Nach der Krise ist nicht vor der Krise

Kolumne von Carsten Brzeski

Vor einem Monat diskutierte Deutschland noch über Thüringen, den Green Deal oder Fan-Proteste in der Fußball Bundesliga. Mittlerweile scheinen diese Themen aus einer lang vergangenen Zeit zu stammen. Innerhalb weniger Wochen hat sich die gesamte Welt komplett verändert. Die Weltwirtschaft hat in großen Teilen eine Vollbremsung hingelegt. Von 100 auf Null.

Das Virus trifft alle. Auch wenn man sich nicht angesteckt und alle Angehörigen und Freunde gesund bleiben. Home Office, leere Regale im Supermarkt, Abstandhalten, Mundschutz. Für alle ganz neue Erfahrungen. Nur für die Filmliebhaber nicht. Denn wer 2011 schon den Film “Contagion” gesehen hat, wusste, was auf uns zu kommt.
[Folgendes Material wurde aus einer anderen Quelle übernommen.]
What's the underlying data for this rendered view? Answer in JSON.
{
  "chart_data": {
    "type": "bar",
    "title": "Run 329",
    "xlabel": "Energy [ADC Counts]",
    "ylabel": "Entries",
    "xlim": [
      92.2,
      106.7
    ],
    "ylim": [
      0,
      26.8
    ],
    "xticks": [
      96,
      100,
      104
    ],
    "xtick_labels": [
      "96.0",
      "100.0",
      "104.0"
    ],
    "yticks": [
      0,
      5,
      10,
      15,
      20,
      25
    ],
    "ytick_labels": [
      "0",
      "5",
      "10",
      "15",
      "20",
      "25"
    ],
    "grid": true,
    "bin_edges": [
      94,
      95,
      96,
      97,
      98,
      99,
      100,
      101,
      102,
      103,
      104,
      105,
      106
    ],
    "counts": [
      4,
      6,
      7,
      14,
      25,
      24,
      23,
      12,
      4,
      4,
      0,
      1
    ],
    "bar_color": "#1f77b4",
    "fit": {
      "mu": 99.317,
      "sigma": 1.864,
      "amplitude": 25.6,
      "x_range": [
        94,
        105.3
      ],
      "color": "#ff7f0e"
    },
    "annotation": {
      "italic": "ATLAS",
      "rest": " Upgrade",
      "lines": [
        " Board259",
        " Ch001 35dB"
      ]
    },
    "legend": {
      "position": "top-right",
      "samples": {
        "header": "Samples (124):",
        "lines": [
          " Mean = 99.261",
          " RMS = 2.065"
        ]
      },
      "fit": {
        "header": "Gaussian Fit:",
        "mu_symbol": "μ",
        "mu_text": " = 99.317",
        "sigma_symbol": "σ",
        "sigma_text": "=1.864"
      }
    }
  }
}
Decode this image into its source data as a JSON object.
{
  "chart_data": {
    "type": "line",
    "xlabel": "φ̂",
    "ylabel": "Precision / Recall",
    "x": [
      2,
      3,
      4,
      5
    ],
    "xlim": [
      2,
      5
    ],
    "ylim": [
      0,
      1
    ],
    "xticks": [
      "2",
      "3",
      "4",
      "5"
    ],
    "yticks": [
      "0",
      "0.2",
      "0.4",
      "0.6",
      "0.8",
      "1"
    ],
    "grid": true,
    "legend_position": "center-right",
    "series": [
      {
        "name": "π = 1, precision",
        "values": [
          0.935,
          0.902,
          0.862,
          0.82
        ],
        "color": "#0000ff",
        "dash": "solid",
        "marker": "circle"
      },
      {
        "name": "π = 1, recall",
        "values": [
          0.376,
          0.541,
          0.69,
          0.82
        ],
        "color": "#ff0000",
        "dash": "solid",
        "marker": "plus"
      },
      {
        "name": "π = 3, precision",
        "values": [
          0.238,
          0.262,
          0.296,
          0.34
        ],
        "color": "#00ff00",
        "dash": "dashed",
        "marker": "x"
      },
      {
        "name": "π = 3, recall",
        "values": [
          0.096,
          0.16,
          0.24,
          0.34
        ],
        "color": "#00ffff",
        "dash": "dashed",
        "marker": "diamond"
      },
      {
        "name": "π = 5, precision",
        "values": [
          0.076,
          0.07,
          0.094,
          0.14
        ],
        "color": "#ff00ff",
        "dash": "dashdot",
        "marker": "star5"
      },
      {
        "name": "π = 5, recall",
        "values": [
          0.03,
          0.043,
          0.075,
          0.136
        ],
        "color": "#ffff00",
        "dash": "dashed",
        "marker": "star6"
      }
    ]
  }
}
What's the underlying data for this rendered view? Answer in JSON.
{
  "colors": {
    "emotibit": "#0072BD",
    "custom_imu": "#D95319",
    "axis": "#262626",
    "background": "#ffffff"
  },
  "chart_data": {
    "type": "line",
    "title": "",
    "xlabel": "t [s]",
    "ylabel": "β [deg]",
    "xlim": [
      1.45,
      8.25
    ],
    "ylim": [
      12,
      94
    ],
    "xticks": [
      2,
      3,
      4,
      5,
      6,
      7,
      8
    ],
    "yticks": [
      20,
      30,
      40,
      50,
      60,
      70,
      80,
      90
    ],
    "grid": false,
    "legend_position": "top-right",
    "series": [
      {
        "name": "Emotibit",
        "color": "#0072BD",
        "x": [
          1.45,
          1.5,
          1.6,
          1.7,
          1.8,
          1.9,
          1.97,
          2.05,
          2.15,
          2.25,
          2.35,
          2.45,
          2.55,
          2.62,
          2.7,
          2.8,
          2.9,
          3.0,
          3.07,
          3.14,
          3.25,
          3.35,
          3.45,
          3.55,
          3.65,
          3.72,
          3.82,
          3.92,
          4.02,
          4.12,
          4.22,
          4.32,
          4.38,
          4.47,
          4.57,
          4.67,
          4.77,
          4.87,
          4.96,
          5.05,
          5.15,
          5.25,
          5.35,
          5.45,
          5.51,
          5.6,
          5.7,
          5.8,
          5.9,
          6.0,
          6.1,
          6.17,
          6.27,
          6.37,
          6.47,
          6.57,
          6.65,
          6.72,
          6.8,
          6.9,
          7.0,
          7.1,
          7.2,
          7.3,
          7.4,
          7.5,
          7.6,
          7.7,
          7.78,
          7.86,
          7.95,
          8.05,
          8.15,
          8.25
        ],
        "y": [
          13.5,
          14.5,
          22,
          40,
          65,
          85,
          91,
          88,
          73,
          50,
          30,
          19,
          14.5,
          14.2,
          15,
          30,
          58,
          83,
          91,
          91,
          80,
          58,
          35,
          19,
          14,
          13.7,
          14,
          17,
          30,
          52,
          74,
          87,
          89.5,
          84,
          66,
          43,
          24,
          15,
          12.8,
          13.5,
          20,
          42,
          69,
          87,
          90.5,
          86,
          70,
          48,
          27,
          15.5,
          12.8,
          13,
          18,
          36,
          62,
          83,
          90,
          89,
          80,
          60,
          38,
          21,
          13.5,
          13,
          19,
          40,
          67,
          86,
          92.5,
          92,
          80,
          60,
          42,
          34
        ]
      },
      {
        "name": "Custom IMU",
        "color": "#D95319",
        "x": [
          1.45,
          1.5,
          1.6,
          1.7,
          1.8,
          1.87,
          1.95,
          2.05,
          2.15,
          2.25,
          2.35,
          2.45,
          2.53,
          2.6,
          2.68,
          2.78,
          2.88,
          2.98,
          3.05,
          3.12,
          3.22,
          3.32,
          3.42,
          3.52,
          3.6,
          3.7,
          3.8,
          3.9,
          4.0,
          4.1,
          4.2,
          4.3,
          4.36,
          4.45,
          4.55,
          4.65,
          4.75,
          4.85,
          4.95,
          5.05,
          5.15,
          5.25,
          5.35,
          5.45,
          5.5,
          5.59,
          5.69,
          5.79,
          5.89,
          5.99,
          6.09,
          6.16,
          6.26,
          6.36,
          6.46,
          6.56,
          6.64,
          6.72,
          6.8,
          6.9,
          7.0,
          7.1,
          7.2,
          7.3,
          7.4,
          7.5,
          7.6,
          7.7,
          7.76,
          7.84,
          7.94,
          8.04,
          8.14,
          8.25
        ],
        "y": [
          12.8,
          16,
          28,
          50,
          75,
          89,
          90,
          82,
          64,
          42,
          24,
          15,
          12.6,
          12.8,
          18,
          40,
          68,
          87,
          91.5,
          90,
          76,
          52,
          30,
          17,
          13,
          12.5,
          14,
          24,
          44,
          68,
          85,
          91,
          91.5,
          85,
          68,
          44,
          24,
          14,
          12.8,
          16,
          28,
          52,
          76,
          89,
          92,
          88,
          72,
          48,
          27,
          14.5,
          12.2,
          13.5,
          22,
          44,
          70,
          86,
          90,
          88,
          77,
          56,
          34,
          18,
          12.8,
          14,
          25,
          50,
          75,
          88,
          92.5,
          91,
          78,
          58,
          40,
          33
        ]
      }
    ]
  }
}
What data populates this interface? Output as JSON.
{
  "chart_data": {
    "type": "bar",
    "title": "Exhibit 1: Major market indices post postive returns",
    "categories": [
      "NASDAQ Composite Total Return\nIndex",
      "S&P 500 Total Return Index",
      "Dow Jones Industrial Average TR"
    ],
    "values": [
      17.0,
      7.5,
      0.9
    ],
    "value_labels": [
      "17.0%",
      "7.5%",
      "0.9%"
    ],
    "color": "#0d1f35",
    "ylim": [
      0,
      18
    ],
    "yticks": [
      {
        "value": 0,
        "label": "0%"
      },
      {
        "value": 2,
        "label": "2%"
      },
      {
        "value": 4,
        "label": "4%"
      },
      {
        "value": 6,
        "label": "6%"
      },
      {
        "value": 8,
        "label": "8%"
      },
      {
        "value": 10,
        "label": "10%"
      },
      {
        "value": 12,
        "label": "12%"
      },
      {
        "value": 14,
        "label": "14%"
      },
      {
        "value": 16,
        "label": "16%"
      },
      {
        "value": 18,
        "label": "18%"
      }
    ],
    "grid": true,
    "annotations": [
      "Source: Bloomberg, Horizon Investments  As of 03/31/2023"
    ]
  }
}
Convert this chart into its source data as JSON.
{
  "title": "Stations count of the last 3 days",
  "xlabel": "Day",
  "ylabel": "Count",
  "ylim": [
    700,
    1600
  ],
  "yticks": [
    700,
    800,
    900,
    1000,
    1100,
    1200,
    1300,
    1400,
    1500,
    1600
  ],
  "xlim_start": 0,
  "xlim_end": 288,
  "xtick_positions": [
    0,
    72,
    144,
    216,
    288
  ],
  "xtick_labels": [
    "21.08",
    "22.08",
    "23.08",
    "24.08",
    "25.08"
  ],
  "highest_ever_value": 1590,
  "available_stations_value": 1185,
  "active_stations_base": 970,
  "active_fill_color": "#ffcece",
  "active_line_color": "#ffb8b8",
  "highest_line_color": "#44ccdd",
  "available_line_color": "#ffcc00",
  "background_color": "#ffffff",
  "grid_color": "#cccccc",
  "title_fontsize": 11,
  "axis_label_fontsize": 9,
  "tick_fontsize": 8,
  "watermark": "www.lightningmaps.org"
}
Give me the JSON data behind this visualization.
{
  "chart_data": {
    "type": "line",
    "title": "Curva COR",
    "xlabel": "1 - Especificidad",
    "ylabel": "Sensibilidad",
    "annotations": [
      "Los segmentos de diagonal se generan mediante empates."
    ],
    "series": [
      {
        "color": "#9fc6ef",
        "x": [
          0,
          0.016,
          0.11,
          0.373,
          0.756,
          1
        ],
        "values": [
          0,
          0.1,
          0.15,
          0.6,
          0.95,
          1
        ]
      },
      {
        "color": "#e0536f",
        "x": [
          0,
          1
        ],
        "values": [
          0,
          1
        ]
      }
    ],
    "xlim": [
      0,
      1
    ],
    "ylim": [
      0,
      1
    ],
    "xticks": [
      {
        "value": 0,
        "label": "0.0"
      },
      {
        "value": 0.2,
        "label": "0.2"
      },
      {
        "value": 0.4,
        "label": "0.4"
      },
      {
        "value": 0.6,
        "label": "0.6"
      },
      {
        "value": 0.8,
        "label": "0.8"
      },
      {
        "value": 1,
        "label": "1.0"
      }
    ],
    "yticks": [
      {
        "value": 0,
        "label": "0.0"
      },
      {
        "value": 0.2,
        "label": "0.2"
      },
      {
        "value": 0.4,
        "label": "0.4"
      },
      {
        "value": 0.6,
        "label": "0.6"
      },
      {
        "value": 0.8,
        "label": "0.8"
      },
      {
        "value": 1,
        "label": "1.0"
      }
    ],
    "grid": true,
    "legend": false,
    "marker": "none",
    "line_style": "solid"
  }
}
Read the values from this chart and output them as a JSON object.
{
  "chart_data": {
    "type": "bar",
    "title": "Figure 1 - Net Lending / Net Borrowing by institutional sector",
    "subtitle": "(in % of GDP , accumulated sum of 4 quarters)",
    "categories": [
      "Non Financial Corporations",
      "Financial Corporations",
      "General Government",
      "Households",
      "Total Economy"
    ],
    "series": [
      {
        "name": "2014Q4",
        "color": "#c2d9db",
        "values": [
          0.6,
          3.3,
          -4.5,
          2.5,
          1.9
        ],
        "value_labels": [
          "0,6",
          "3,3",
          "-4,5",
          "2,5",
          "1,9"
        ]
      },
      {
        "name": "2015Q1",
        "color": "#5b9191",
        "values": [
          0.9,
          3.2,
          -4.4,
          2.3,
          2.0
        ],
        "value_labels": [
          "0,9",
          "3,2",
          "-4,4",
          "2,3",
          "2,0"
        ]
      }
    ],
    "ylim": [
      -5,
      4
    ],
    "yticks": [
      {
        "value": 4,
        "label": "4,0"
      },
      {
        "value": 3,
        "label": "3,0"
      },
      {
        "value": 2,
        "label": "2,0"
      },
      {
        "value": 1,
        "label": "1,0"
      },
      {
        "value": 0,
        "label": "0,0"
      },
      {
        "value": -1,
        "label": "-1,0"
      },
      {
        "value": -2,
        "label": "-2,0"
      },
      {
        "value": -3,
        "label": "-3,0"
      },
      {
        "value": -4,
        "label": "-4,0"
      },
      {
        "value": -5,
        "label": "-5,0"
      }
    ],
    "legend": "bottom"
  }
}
Es ist eine neue Wirklichkeit mit noch nie dagewesenen wirtschaftlichen Folgen. Was vor einem Monat noch aussah wie eine auch schon leicht neue Kombination von Nachfrageausfall aus China und Verzögerungen bei Lieferketten ist mittlerweile ein kompletter Stillstand der meisten westlichen Ländern geworden.

Rezession ist daher nicht die richtige Bezeichnung. Krise oder Wirtschaftseinbruch passen besser. Durch den Stillstand wird die deutsche Wirtschaft in der ersten Jahreshälfte wahrscheinlich so stark schrumpfen wie während der gesamten Finanzkrise 2008 und 2009. Wie es danach weitergeht, steht noch in den Sternen. Der Aufschwung wird kommen, aber er wird abhängig sein von wann und wie der Lockerung der bisherigen Vorsichtsmaßnahmen. Die aktuellen Ankündigungen aus Österreich zeigen, dass sich so ein Prozess über etliche Monate hinziehen kann.

Wie viel bleibender Schaden durch diesen Stillstand entsteht, kann man jetzt noch nicht sagen. In Deutschland haben wir das Glück, dass die Bundesregierung schneller als die meisten anderen Länder mit weitgreifenden, und bisher unvorstellbaren, Maßnahmen reagiert hat. Mit dem Programm aus Garantien, Liquiditätshilfen, Soforthilfen und Kurzarbeit sollte die Fallhöhe der deutschen Wirtschaft begrenzt werden. Wahrscheinlich wird es sogar noch mehr geben und sollten wir uns auf weitere Konjunkturpakete einstellen. Nachdem Wirtschaftsexperten die Bundesregierung jahrelang wegen dem Festhalten an der Schwarzen Null und dem Widerstand gegen neue Investitionen kritisiert haben, ist es jetzt Zeit für ein bedingungsloses Kompliment.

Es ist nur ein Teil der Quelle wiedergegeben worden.